Bertolak dari hal tersebut di atas, sudah seharusnya dilakukan reformasi total terhadap institusi Polri yang menyakut tupoksinya demi kebaikan dimasa mendatang. Itulah sebabnya, seluruh anggota DPR-RI, baik yang berada dibarisan koalisi pemerintah, maupun yang berada di luar barisan koalisi mampu memetik hikmah peristiwa buaya vs Cicak. Dengan segera merumuskan RUU Penyempurnaan UU Nomor 2/ 2002 tentang Polri. Jika hal tersebut dilakukan, degradasi citra Polri tidak terus berlangsung. Kepercayaan masyarakat kepada Polri pun akan semakin membaik.

Begitu juga institusi Kejaksaan. Diakui atau tidak, fakta yang berkembang dan “hidup” dalam pandangan masyarakat, kepercayaan dan rasa hormat masyarakat kepada institusi kejaksaan kini sudah semakin luntur. Banyak kasus sebagai pemicunya. Initinya adalah, menyangkut kredibelitas aparat kejaksaan sendiri.

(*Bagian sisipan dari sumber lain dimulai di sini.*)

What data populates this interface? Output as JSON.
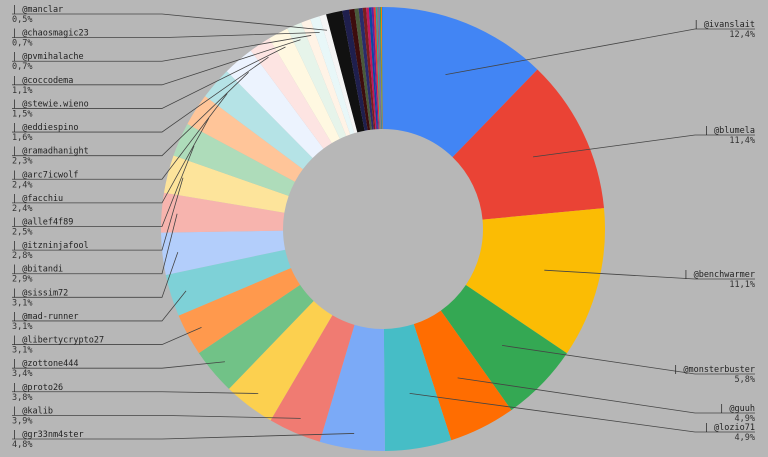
{
  "chart_data": {
    "type": "pie",
    "title": "",
    "legend": "none",
    "slices": [
      {
        "label": "@ivanslait",
        "pct_label": "12,4%",
        "value": 12.4,
        "color": "#4285f4",
        "label_side": "right"
      },
      {
        "label": "@blumela",
        "pct_label": "11,4%",
        "value": 11.4,
        "color": "#ea4335",
        "label_side": "right"
      },
      {
        "label": "@benchwarmer",
        "pct_label": "11,1%",
        "value": 11.1,
        "color": "#fbbc04",
        "label_side": "right"
      },
      {
        "label": "@monsterbuster",
        "pct_label": "5,8%",
        "value": 5.8,
        "color": "#34a853",
        "label_side": "right"
      },
      {
        "label": "@guuh",
        "pct_label": "4,9%",
        "value": 4.9,
        "color": "#ff6d01",
        "label_side": "right"
      },
      {
        "label": "@lozio71",
        "pct_label": "4,9%",
        "value": 4.9,
        "color": "#46bdc6",
        "label_side": "right"
      },
      {
        "label": "@gr33nm4ster",
        "pct_label": "4,8%",
        "value": 4.8,
        "color": "#7baaf7",
        "label_side": "left"
      },
      {
        "label": "@kalib",
        "pct_label": "3,9%",
        "value": 3.9,
        "color": "#f07b72",
        "label_side": "left"
      },
      {
        "label": "@proto26",
        "pct_label": "3,8%",
        "value": 3.8,
        "color": "#fcd04f",
        "label_side": "left"
      },
      {
        "label": "@zottone444",
        "pct_label": "3,4%",
        "value": 3.4,
        "color": "#71c287",
        "label_side": "left"
      },
      {
        "label": "@libertycrypto27",
        "pct_label": "3,1%",
        "value": 3.1,
        "color": "#ff994d",
        "label_side": "left"
      },
      {
        "label": "@mad-runner",
        "pct_label": "3,1%",
        "value": 3.1,
        "color": "#7ed1d7",
        "label_side": "left"
      },
      {
        "label": "@sissim72",
        "pct_label": "3,1%",
        "value": 3.1,
        "color": "#b3cefb",
        "label_side": "left"
      },
      {
        "label": "@bitandi",
        "pct_label": "2,9%",
        "value": 2.9,
        "color": "#f7b4ae",
        "label_side": "left"
      },
      {
        "label": "@itzninjafool",
        "pct_label": "2,8%",
        "value": 2.8,
        "color": "#fde49b",
        "label_side": "left"
      },
      {
        "label": "@allef4f89",
        "pct_label": "2,5%",
        "value": 2.5,
        "color": "#aedcba",
        "label_side": "left"
      },
      {
        "label": "@facchiu",
        "pct_label": "2,4%",
        "value": 2.4,
        "color": "#ffc599",
        "label_side": "left"
      },
      {
        "label": "@arc7icwolf",
        "pct_label": "2,4%",
        "value": 2.4,
        "color": "#b5e3e6",
        "label_side": "left"
      },
      {
        "label": "@ramadhanight",
        "pct_label": "2,3%",
        "value": 2.3,
        "color": "#ecf3fe",
        "label_side": "left"
      },
      {
        "label": "@eddiespino",
        "pct_label": "1,6%",
        "value": 1.6,
        "color": "#fde4e2",
        "label_side": "left"
      },
      {
        "label": "@stewie.wieno",
        "pct_label": "1,5%",
        "value": 1.5,
        "color": "#fff8e1",
        "label_side": "left"
      },
      {
        "label": "@coccodema",
        "pct_label": "1,1%",
        "value": 1.1,
        "color": "#e6f4ea",
        "label_side": "left"
      },
      {
        "label": "@pvmihalache",
        "pct_label": "0,7%",
        "value": 0.7,
        "color": "#fff3e6",
        "label_side": "left"
      },
      {
        "label": "@chaosmagic23",
        "pct_label": "0,7%",
        "value": 0.7,
        "color": "#e8f7f8",
        "label_side": "left"
      },
      {
        "label": "@manclar",
        "pct_label": "0,5%",
        "value": 0.5,
        "color": "#f5f5f5",
        "label_side": "left"
      }
    ],
    "unlabeled_slices": [
      {
        "value": 1.2,
        "color": "#111111"
      },
      {
        "value": 0.5,
        "color": "#1f1f4d"
      },
      {
        "value": 0.4,
        "color": "#3d0d0d"
      },
      {
        "value": 0.3,
        "color": "#4a5a3a"
      },
      {
        "value": 0.3,
        "color": "#2b2b6b"
      },
      {
        "value": 0.25,
        "color": "#7a1f1f"
      },
      {
        "value": 0.2,
        "color": "#c2185b"
      },
      {
        "value": 0.2,
        "color": "#0d47a1"
      },
      {
        "value": 0.15,
        "color": "#6a1b9a"
      },
      {
        "value": 0.15,
        "color": "#e53935"
      },
      {
        "value": 0.1,
        "color": "#26a69a"
      },
      {
        "value": 0.1,
        "color": "#8d6e63"
      },
      {
        "value": 0.1,
        "color": "#5c6bc0"
      },
      {
        "value": 0.08,
        "color": "#43a047"
      },
      {
        "value": 0.08,
        "color": "#f57c00"
      },
      {
        "value": 0.07,
        "color": "#1e88e5"
      }
    ]
  }
}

Balada Jaksa UTG yang tertangkap tangan menerima suap dalam kasus Tipikor Samsul Nursalim melalui Artalita, hanya salah satu contoh yang merobek-robek rasa keadilan masyarakat.

Kisah-kisah sumbang tentang masih adanya oknum jaksa-jaksa “nakal” membikin muak masyarakat dan membikin publik semakin tidak bersimpati kepada institusi ini. Kali ini, pemicunya justru percakapan yang diduga terjadi antara oknum petinggi Kejaksaaan Agung dengan Anggoro dalam kasus yang akirnya dinilai sebagai rencana besar mengkriminalisasi KPK.

Pembentukan Tim Pencari Fakta yang diketuai Adnan Buyung Nasution dalam konteks perkara dugaan kriminalisasi KPK, jangan harap akan membuahkan hasil maksimal dalam bentuk pulihnya kepercayaan dan rasa hormat masyarakat kepada Polri dan Kejaksaan, jika tidak ditindak lanjuti dengan reformasi total dua institusi penegakan hukum tersebut. Apalagi TPF hanya melulu mencari fakta dan tidak dilengkapi kewenangan menjatuhkan sanki, kecuali hanya rekomendasi/saran kepada Presiden.

Belum lagi jika Pembentukan Tim Pencari Fakta yang dilakukan oleh Presiden ini, hanya sekedar “banyolan politik” yang sengaja dilontarkan oleh Presiden untuk meredam radikalisme masyarakat. Agar seolah-olah Presiden benar-benar telah melakukan sebuah tindakan kongkrit dalam polemik ini. Sehingga jika Tim Pencari Fakta ini gagal, masyarakat yang sudah terlukai ini tidak menyerang Presiden. Melainkan berbalik menyalahkan Tim Pencari Fakta.

Karena itu, rasanya teramat berat memulihkan kepercayaan dan rasa hormat masyarakat kepada polri serta kejaksaan tanpa langkah serius dan kongkrit mereformasi dua institusi tersebut.